Published by Atria Books on 9 August 2016
Genres: Adult, Contemporary, Romance
Source: Kindle Purchase
When a bestselling debut novel from mysterious author J.Colby becomes the literary event of the year, Emiline reads it reluctantly. As an adjunct writing instructor at UC San Diego with her own stalled literary career and a bumpy long-term relationship, Emiline isn’t thrilled to celebrate the accomplishments of a young and gifted writer.
Yet from the very first page, Emiline is entranced by the story of Emerson and Jackson, two childhood best friends who fall in love and dream of a better life beyond the long dirt road that winds through their impoverished town in rural Ohio.
That’s because the novel is patterned on Emiline’s own dark and desperate childhood, which means that “J. Colby” must be Jase: the best friend and first love she hasn’t seen in over a decade. Far from being flattered that he wrote the novel from her perspective, Emiline is furious that he co-opted her painful past and took some dramatic creative liberties with the ending.
The only way she can put her mind at ease is to find and confront “J. Colby,” but is she prepared to learn the truth behind the fiction?
Swear on This Life is one of those books, you know the ones… Emotional, strong, realistic, but kind of not. Very meta, with characters that draw you in and won’t let go. Beautifully written and well executed, too!
Swear on This Life is the story of a woman who reads a book about a woman reading a book about a woman… That’s just a tiny part of what happens here, though, but I loved the way it was meta of meta in more than one way. The premise is very original, and I found it to be a fantastic way to do a second chance at love romance. There is a lot of heart-ache, and Emiline has a lot of anger to deal with. Both because of her buried past, and because of that stupid book! The one written by her childhood sweetheart, which features her fractured past – the one she has been thinking about fictionalizing herself.
Emiline was a flawed character just the way I like them. In many ways she was strong, and in others, she really needed people she could trust and lean on around her. Swear on This Life goes back and forth between the past and the present, both in Emiline’s real world and in the book she’s reading… but doesn’t want to finish. I loved how reading bout her own past – even if it was fiction – made Emiline finally talk about it to other people. And in a way, that was what she really needed in order to leave it where it belonged, too. As it was, her past had influenced her present in rather disastrous ways, because she hadn’t been able to make her peace with it.

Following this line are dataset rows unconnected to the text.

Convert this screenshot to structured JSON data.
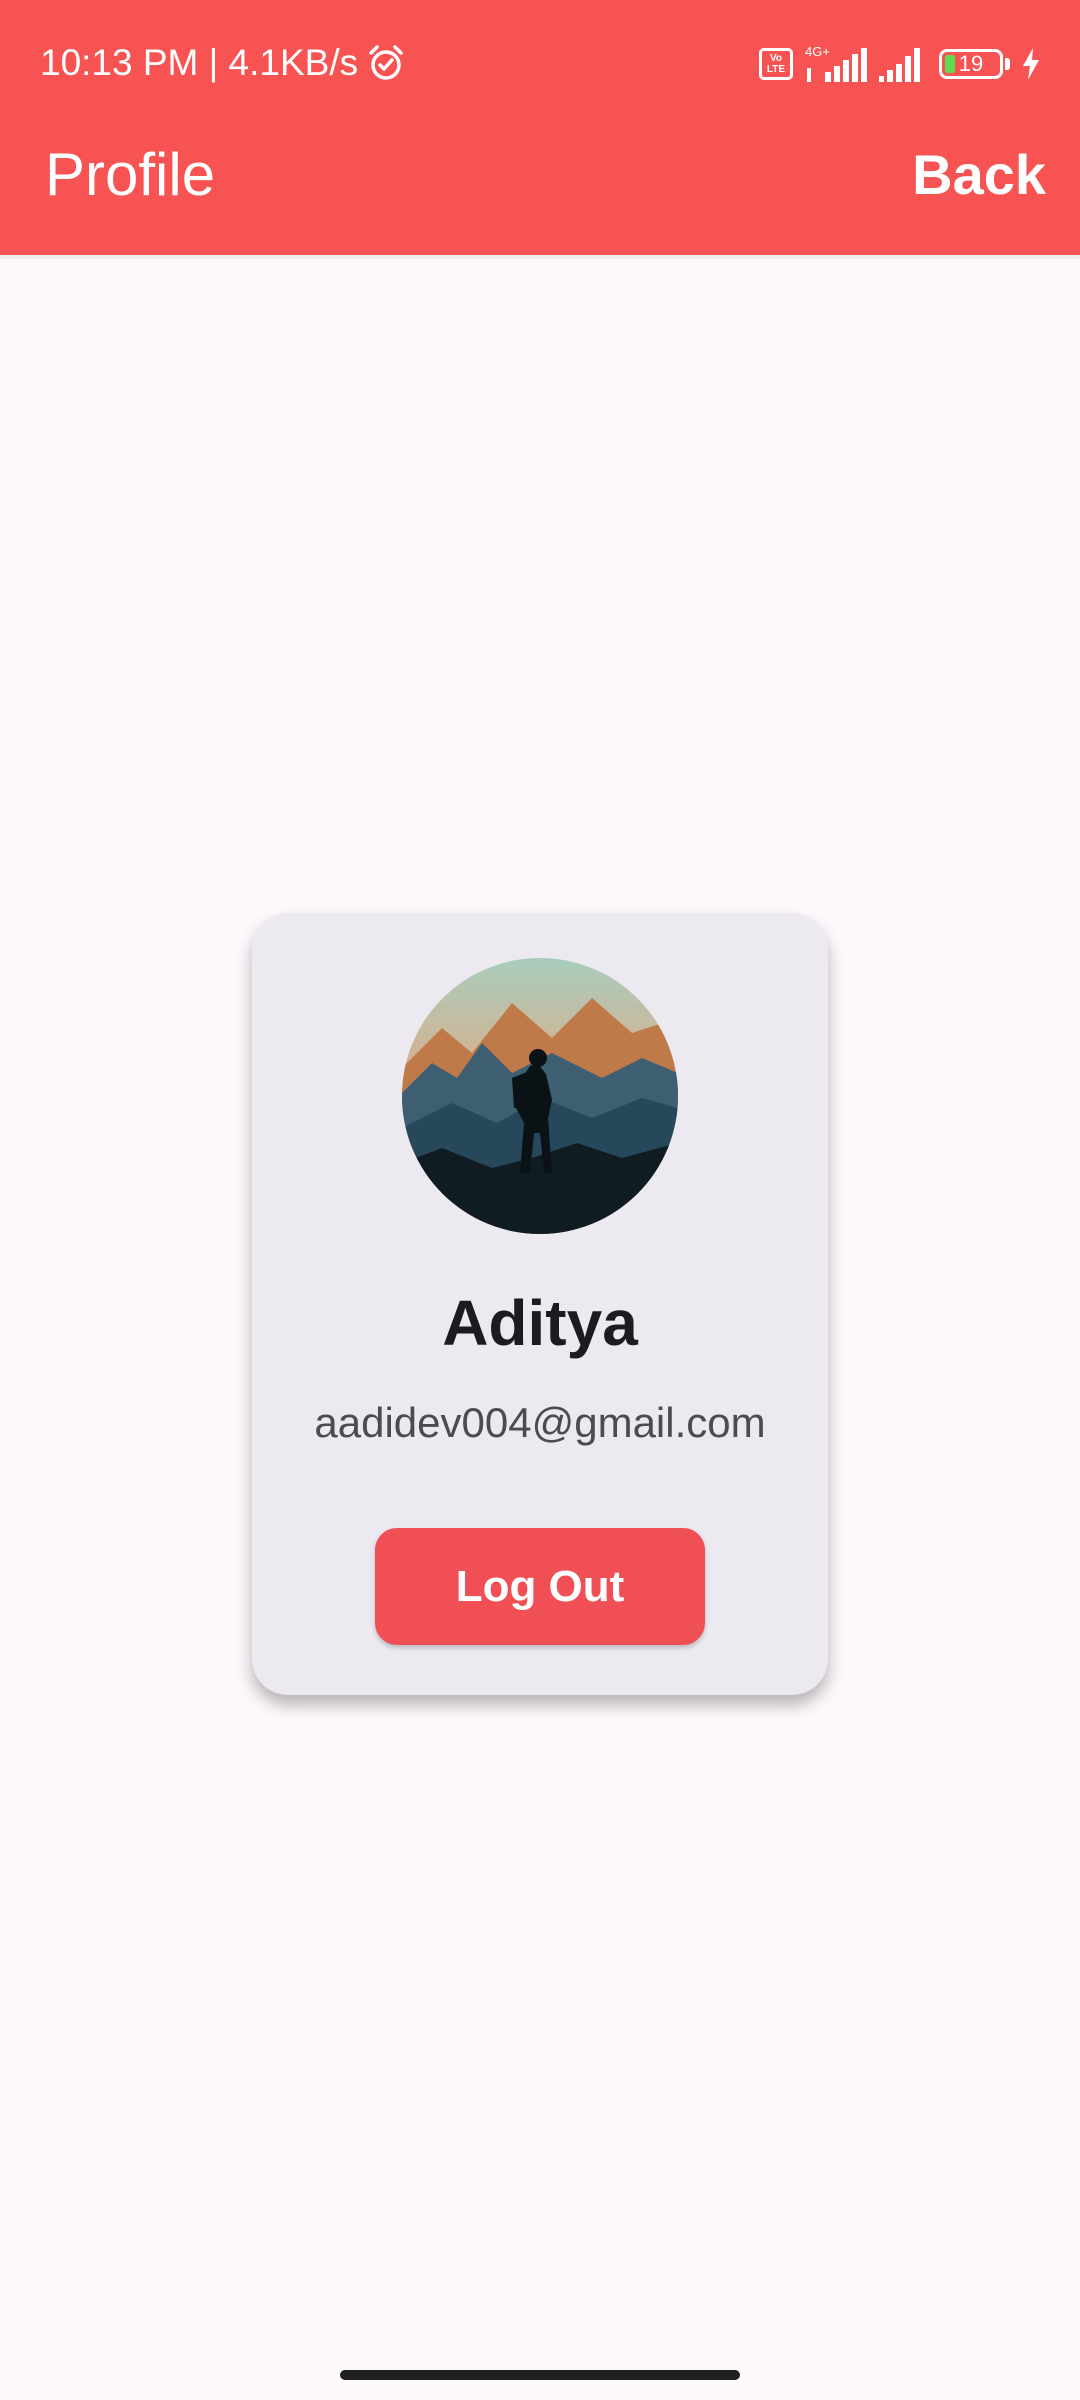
{
  "status_bar": {
    "time_speed": "10:13 PM | 4.1KB/s",
    "volte_label": "Vo LTE",
    "network_label": "4G+",
    "battery_level": "19",
    "icons": [
      "alarm-icon",
      "volte-icon",
      "signal-icon",
      "signal-icon",
      "battery-icon",
      "charging-bolt-icon"
    ]
  },
  "toolbar": {
    "title": "Profile",
    "back_label": "Back",
    "background_color": "#f75352"
  },
  "profile": {
    "avatar_alt": "hiker silhouette in mountains",
    "name": "Aditya",
    "email": "aadidev004@gmail.com",
    "logout_label": "Log Out"
  },
  "colors": {
    "accent": "#f75352",
    "card_background": "#ece9f1",
    "page_background": "#fdf8fb",
    "button": "#f04f56"
  }
}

I have to admit that Carlino has a way of getting all my emotions going haywire! I absolutely loved reading about Emiline’s and Jase’s childhood. The bittersweet feeling of something great that is lost. How they could always count on each other when life at home was too difficult to deal with. And how their friendship grew into love that was stronger than the horrible things they had to live with. Until one fatal day. That changed everything.

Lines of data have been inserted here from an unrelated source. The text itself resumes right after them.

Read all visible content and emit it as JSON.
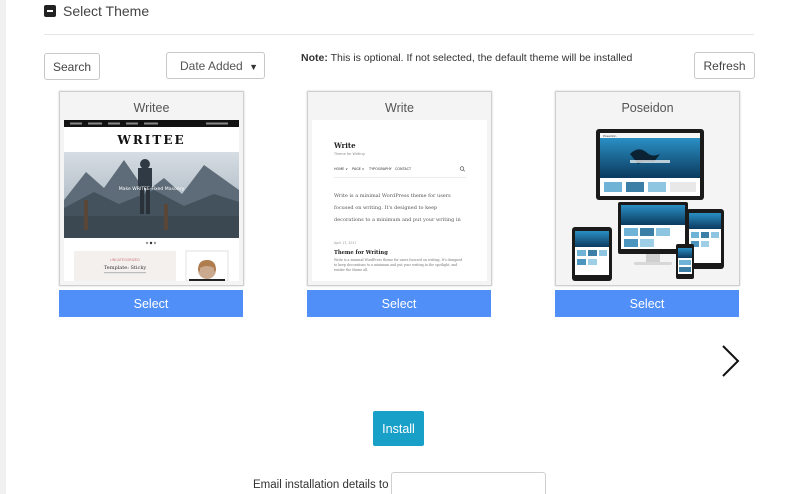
{
  "section": {
    "title": "Select Theme"
  },
  "toolbar": {
    "search_label": "Search",
    "sort_value": "Date Added",
    "note_label": "Note:",
    "note_text": "This is optional. If not selected, the default theme will be installed",
    "refresh_label": "Refresh"
  },
  "themes": [
    {
      "name": "Writee",
      "select_label": "Select",
      "preview": {
        "logo": "WRITEE",
        "hero_text": "Make WRITEE Fixed Masonry",
        "card_tag": "UNCATEGORIZED",
        "card_title": "Template: Sticky"
      }
    },
    {
      "name": "Write",
      "select_label": "Select",
      "preview": {
        "site_title": "Write",
        "tagline": "Theme for Writing",
        "nav": [
          "HOME ∨",
          "PAGE ∨",
          "TYPOGRAPHY",
          "CONTACT"
        ],
        "intro": "Write is a minimal WordPress theme for users focused on writing. It's designed to keep decorations to a minimum and put your writing in the spotlight.",
        "post_date": "April 13, 2017",
        "post_title": "Theme for Writing",
        "post_excerpt": "Write is a minimal WordPress theme for users focused on writing. It's designed to keep decorations to a minimum and put your writing in the spotlight, and render the theme all."
      }
    },
    {
      "name": "Poseidon",
      "select_label": "Select",
      "preview": {
        "logo": "Poseidon"
      }
    }
  ],
  "install": {
    "label": "Install"
  },
  "email": {
    "label": "Email installation details to :",
    "value": "",
    "placeholder": ""
  },
  "colors": {
    "select_button": "#4f8ff7",
    "install_button": "#19a0c9"
  },
  "icons": {
    "collapse": "minus-square-icon",
    "next": "chevron-right-icon",
    "search_preview": "search-icon"
  }
}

Written in first person point of view, past tense, the story unfolds partly in the present, and also through the book Jase has written. There are some great dialogues, and all the characters are well fleshed out. I still get a little emotional when thinking about Swear on This Life, even if it’s been a while since I finished reading it. Contemporary romance fans who enjoy stories where a couple get a second chance will love this one! So go pick it up, like, now!
As I walked, I though about where my mother had gone. She was dead to my father but to me she was still alive somewhere living a better life. I didn’t hate her. i didn’t understand her, but I didn’t hat her. I just wished she would’ve taken me with her.
I laughed bitterly, and my smile faded quickly. “How could she just leave her daughter, though?” “It’s hard to understand because you’re not like her, thank god. You never were.” Hearing those words felt like a hug from God. When your own mother, the woman who conceived you and gave birth to you, is heartless enough to abandon you on a dirt road in some rural town in Ohio with a mean alcoholic, you’re always a little concerned that those awful genes will come to life within you at some point.